Five Facts About Roman Architecture
One thing that is most obvious about Roman architecture is that the ancient Romans built to last. We can see this by the number of structures still standing, and some are still in use over two thousand years later. This is partly due to their use of different building materials to those in everyday use and partly to their innovations in design.
1. The Romans were the first to use concrete.
Not only that, but they had a range of different types of concrete, each for a particular purpose. One variety even allowed them to build underwater for the first time. This, together with their mastery of the arch and vault, allowed the construction of long bridge spans. They realized that arches could also be stacked, allowing them to build to greater heights, carrying aqueducts across mountain valleys for long distances.
2. Apart from arches, they made wide use of vaults and domes.
Domes created large uninterrupted spaces for religious and public gatherings. This significantly impacted public life as it allowed for public gatherings for political, religious, and entertainment purposes.
The Colosseum, the huge amphitheater accommodating up to 60 000 spectators and home of the gladiators, is an example. The Pantheon, built as a temple in the 2nd century, is still the largest unsupported and unreinforced dome in the world.

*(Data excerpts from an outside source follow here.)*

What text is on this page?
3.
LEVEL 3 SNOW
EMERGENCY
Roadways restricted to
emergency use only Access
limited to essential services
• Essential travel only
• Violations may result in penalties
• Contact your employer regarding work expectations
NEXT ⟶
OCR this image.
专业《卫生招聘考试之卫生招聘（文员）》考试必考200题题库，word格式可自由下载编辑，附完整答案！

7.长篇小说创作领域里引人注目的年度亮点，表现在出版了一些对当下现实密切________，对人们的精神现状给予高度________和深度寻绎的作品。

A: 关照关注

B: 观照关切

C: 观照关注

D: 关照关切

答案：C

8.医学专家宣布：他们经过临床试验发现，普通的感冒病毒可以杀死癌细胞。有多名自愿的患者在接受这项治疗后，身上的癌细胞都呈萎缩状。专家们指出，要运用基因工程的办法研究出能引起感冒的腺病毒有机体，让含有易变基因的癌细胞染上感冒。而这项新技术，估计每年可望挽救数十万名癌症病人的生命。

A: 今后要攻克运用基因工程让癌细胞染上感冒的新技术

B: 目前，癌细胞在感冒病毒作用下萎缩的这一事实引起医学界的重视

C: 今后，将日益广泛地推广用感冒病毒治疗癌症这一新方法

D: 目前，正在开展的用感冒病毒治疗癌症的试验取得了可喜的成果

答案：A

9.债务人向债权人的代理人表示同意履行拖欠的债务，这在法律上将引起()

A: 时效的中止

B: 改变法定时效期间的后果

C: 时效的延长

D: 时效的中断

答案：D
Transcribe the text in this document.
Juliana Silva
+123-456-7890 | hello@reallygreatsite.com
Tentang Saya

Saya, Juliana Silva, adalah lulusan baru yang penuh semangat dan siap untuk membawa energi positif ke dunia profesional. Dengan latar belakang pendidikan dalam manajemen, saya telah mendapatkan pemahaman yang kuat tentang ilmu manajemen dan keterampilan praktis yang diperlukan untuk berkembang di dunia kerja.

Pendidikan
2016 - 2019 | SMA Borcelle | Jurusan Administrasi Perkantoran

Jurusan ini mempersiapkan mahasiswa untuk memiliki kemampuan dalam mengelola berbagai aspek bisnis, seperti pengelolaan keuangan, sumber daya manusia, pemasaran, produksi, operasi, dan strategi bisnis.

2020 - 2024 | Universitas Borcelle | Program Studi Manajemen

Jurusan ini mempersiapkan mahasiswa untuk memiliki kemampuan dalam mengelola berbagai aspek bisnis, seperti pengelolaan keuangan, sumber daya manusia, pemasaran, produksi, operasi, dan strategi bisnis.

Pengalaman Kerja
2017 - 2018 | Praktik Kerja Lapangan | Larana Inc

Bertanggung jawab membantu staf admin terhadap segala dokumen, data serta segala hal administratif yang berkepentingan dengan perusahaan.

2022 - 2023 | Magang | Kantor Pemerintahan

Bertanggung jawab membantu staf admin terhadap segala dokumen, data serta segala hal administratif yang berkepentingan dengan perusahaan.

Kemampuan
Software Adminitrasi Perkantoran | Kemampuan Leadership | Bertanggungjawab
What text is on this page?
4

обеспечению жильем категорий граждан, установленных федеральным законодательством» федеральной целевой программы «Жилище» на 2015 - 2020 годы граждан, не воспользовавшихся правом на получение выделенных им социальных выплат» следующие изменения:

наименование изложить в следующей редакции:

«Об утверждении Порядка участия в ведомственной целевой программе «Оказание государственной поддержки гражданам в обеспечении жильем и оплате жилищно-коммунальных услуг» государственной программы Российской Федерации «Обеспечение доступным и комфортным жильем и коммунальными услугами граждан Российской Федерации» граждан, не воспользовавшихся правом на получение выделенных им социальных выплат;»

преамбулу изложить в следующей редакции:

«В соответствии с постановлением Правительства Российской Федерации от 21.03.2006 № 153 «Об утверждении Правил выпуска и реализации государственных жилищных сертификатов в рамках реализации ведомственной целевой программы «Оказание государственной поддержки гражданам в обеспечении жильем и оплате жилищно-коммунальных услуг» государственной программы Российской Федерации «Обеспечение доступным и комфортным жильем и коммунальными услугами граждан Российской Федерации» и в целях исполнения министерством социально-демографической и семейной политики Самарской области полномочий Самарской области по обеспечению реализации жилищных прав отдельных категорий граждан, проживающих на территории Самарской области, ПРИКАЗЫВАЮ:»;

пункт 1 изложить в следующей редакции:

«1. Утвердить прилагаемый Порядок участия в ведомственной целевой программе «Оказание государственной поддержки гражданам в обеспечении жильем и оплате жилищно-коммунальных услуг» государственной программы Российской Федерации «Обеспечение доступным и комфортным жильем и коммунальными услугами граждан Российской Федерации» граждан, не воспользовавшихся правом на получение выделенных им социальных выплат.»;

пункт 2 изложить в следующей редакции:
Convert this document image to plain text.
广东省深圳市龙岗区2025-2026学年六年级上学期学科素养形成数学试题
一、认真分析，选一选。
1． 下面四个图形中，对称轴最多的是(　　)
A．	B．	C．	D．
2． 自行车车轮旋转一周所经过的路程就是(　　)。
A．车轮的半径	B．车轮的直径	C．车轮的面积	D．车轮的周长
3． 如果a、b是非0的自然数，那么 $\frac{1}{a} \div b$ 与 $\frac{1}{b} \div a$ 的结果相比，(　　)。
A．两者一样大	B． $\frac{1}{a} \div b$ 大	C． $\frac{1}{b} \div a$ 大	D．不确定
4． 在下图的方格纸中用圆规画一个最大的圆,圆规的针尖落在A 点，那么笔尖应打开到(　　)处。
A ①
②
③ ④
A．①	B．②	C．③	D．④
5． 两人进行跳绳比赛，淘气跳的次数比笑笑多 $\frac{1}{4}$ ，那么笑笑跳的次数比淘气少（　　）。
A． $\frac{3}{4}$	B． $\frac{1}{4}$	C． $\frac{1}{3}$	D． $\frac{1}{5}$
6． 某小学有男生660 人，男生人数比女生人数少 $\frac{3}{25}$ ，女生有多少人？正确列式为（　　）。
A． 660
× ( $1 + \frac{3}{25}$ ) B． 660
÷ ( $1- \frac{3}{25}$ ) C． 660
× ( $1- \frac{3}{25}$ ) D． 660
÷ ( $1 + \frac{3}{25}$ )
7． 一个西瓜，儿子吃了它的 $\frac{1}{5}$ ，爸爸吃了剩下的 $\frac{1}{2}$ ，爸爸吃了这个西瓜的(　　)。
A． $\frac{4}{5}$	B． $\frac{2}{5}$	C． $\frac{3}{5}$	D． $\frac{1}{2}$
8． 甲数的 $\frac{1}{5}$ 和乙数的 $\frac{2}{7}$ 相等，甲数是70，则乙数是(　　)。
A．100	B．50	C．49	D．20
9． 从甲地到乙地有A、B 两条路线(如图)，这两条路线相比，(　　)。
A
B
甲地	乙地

3. The use of arches in the building of aqueducts allowed them to pipe water to private homes for the first time.
Not only was piped water available, at least to the homes of the wealthy, but they were heating it in underground furnaces. Thus they developed the first central heating systems, including underfloor heating.
4. The Romans constructed apartment buildings to house the poorer people in the crowded cities.
There were legal limits on the height of these buildings and the number of people they could accommodate for safety reasons, but these were often disregarded and sometimes reached 9 stories high. There were apartments on three sides and a wall on the fourth to allow some privacy in the central courtyard.
The materials used were often mud bricks and wood and were far inferior to those used in the construction of the townhouses. Each apartment had two small rooms and was meant for a single family, though up to 50 people often crammed in. The bottom floor was reserved for shops and workshops. It was rare to have in-home plumbing in an apartment. If there were running water available, it would only have been available on the lower stories.
5. In contrast, wealthy citizens often had a townhouse and a country villa.
These buildings had both running water and central heating and were decorated inside with mosaics on the floors and murals on the walls.